Oyunculuklara gelecek olursak, bu sade filmi izlenibilir yapan en önemli unsurdu diyebilirim. Özellikle Mark Zuckenberg rolüyle Jesse Eisenberg, Eduardo Saverin rolüyle Andrew Gartfield çok iyi iş çıkarmış. Bir an bu ikisinin gerçek hayatta da sıkı dostlar olduğunu düşünmeye başlıyorsunuz. Taze oyuncumuz Justin Timberlake’de fena değildi. Hatta şarkıcılık kariyerine ara vermesi isabet olmuş zira oyunculuğa daha kabiliyetli gibi. Bir de ikiz kardeşlerin arkadaşı rolünde Max Minghella vardı. Hatırlarsanız Agora filminden sonra kendisini yerden yere vurmuştum. Gerçi o zaman rol kendisine bir kaç beden büyük gelmişti. Ama bu filmde tam kendisine göre bir rolde izleme fırsatı bulduk. Rolü kısa olmasına rağmen başarılıydı. Sanırım ileride bu ismi fazlasıyla duyacağız.

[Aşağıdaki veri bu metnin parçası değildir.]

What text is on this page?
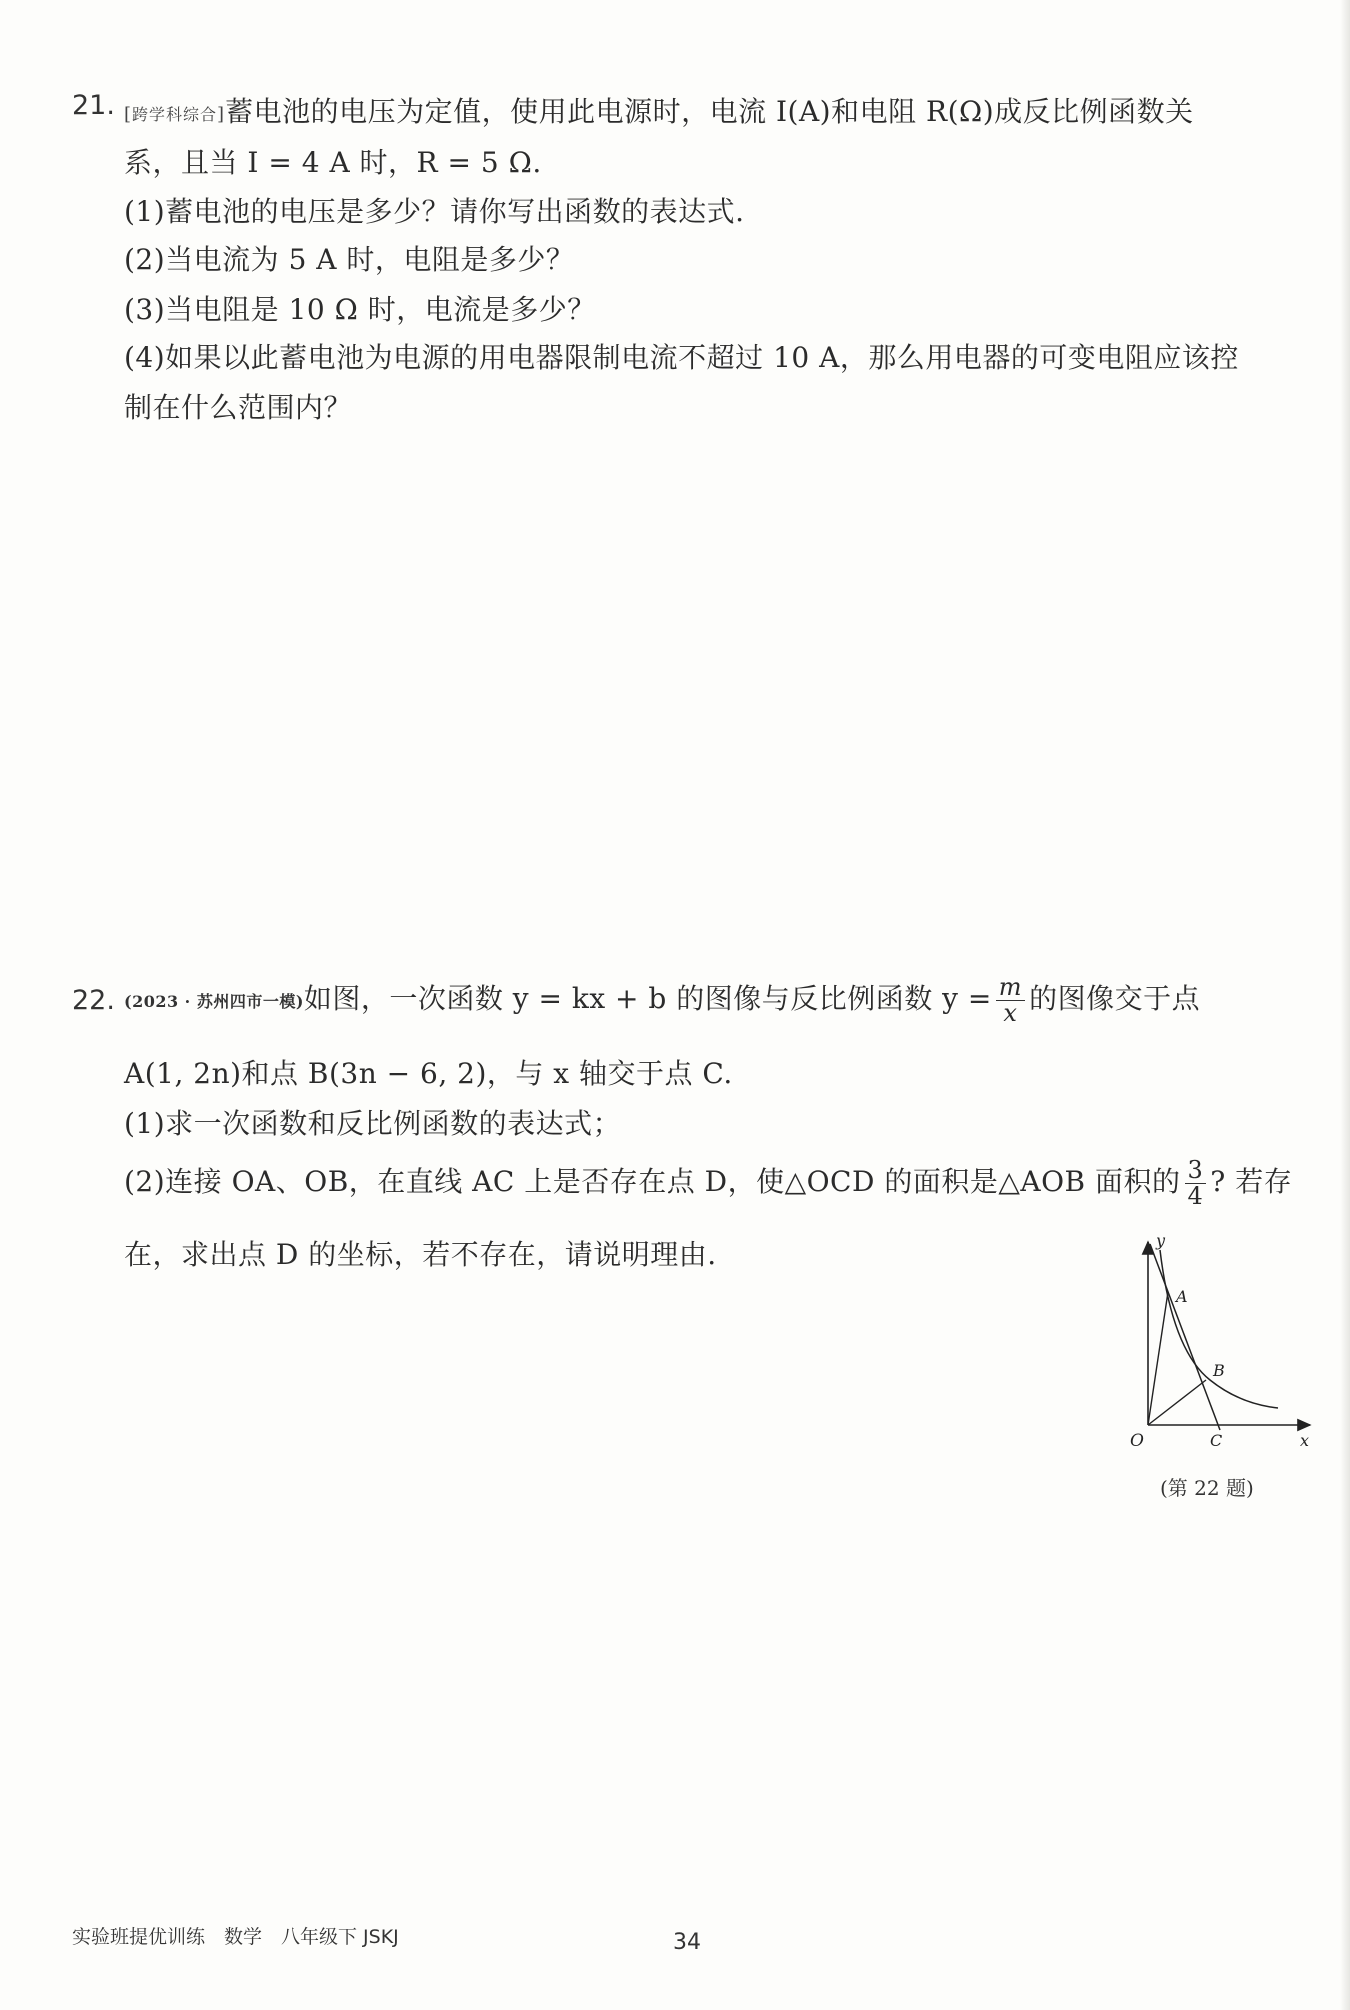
21. [跨学科综合]蓄电池的电压为定值，使用此电源时，电流 I(A)和电阻 R(Ω)成反比例函数关
系，且当 I = 4 A 时，R = 5 Ω.
(1)蓄电池的电压是多少？请你写出函数的表达式.
(2)当电流为 5 A 时，电阻是多少？
(3)当电阻是 10 Ω 时，电流是多少？
(4)如果以此蓄电池为电源的用电器限制电流不超过 10 A，那么用电器的可变电阻应该控
制在什么范围内？
22. (2023 · 苏州四市一模)如图，一次函数 y = kx + b 的图像与反比例函数 $y = \frac{m}{x}$ 的图像交于点
A(1, 2n)和点 B(3n − 6, 2)，与 x 轴交于点 C.
(1)求一次函数和反比例函数的表达式；
(2)连接 OA、OB，在直线 AC 上是否存在点 D，使△OCD 的面积是△AOB 面积的 $\frac{3}{4}$ ? 若存
在，求出点 D 的坐标，若不存在，请说明理由.	y
x
O
A
B
C
(第 22 题)
实验班提优训练　数学　八年级下 JSKJ	34
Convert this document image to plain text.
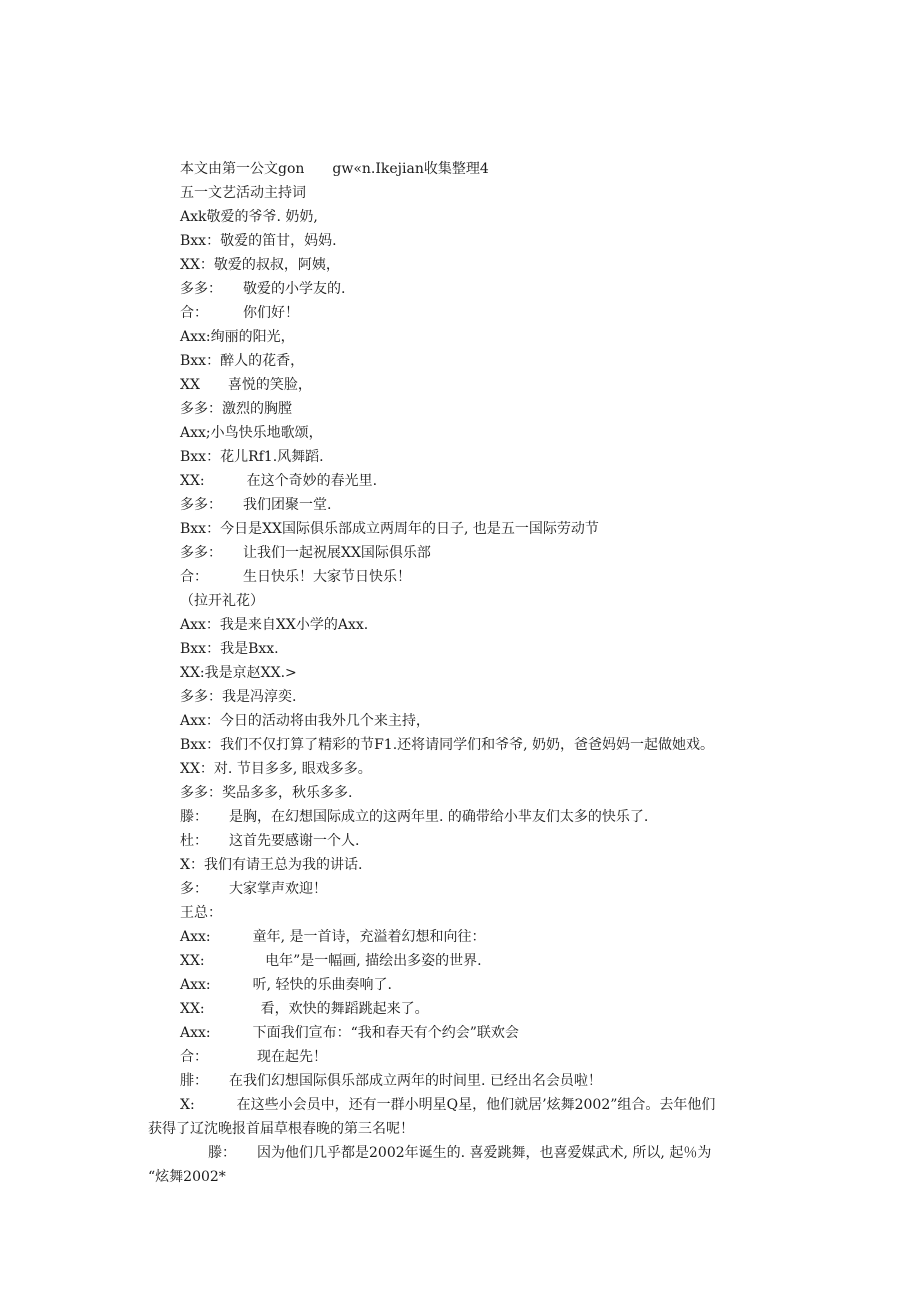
本文由第一公文gon　　gw«n.Ikejian收集整理4
五一文艺活动主持词
Axk敬爱的爷爷. 奶奶,
Bxx：敬爱的笛甘，妈妈.
XX：敬爱的叔叔，阿姨，
多多：　　敬爱的小学友的.
合：　　　你们好！
Axx:绚丽的阳光，
Bxx：醉人的花香，
XX　　喜悦的笑脸，
多多：激烈的胸膛
Axx;小鸟快乐地歌颂，
Bxx：花儿Rf1.风舞蹈.
XX:　　　在这个奇妙的春光里.
多多：　　我们团聚一堂.
Bxx：今日是XX国际俱乐部成立两周年的日子, 也是五一国际劳动节
多多：　　让我们一起祝展XX国际俱乐部
合：　　　生日快乐！大家节日快乐！
（拉开礼花）
Axx：我是来自XX小学的Axx.
Bxx：我是Bxx.
XX:我是京赵XX.>
多多：我是冯淳奕.
Axx：今日的活动将由我外几个来主持，
Bxx：我们不仅打算了精彩的节F1.还将请同学们和爷爷, 奶奶，爸爸妈妈一起做她戏。
XX：对. 节目多多, 眼戏多多。
多多：奖品多多，秋乐多多.
滕：　　是胸，在幻想国际成立的这两年里. 的确带给小芈友们太多的快乐了.
杜：　　这首先要感谢一个人.
X：我们有请王总为我的讲话.
多：　　大家掌声欢迎！
王总：
Axx:　　　童年, 是一首诗，充溢着幻想和向往：
XX:　　　　 电年”是一幅画, 描绘出多姿的世界.
Axx:　　　听, 轻快的乐曲奏响了.
XX:　　　　看，欢快的舞蹈跳起来了。
Axx:　　　下面我们宣布：“我和春天有个约会”联欢会
合：　　　　现在起先！
腓：　　在我们幻想国际俱乐部成立两年的时间里. 已经出名会员啦！
X:　　　在这些小会员中，还有一群小明星Q星，他们就居’炫舞2002”组合。去年他们
获得了辽沈晚报首届草根春晚的第三名呢！
　　滕：　　因为他们几乎都是2002年诞生的. 喜爱跳舞，也喜爱媒武术, 所以, 起％为
“炫舞2002*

Yazıyı sonlandırmadan önce filmin müziklerinin çok iyi olduğunu söylemeden geçemiyeceğim. “Baby, You’re A Rich Man” ile çoktan benim gönlümü fethetti. Tez zamanda arşive eklenmesi şart. Sonuç olarak the social network başarılı ve temiz bir film. Sizi pek fazla yormuyor. Hatta bu dinginliği nedeniyle şimdiden sıkıcı damgasını da yemiş durumda. Ama  özellikle Mark Zuckenberg ve Eduardo Saverin arasında yaşananları görmek açısından iyi bir tercih olabilir. Bu adamlardan bana ne diyorsanız hiç bulaşmayın derim. 27 Şubat gecesinde Oscar’ın en güçlü adayı olmasına karşın süprizlere hazırlıklı olunması konusunda şimdiden uyarımı  yapmak istiyorum. Gerçi o süpriz Inception olursa can kurban olunur ama The King’ s Speech’in olması daha muhtemel. Akademi üyeleri peri masallarını (bkz: Slumdog Millionaire) sever ama teknolojik bir peri masalını tercih ederler mi bilemiyorum. Ayrıca filmin sadeleği hem avantajı hem de dezavantajı. Daha ihtişamlı bir film tercihleri olabilir. Gel gör ki bu sene akademinin sevdiği tarzda ihtişamlı filmler oldukça az. Ama sinema için  iyi filmlerin yapıldığı (gerçi çoğu ülkemde vizyona giremedi) Hollywood filmlerinin de bağımsız sinemaya kaydığı bir yıl oldu 2010. Bu nedenle son üç dört yıldır bana göre sönük geçen, iz bırakmayan oscar töreni bu yıl oldukça canlı geçecek ve uzun yıllar hafızamda yer edecek gibi. Bakalım izleyip göreceğiz. 27 Şubat gelmeden sıradaki filme geçsem iyi olacak. Haydi o zaman The Kids Are Allright başlasın.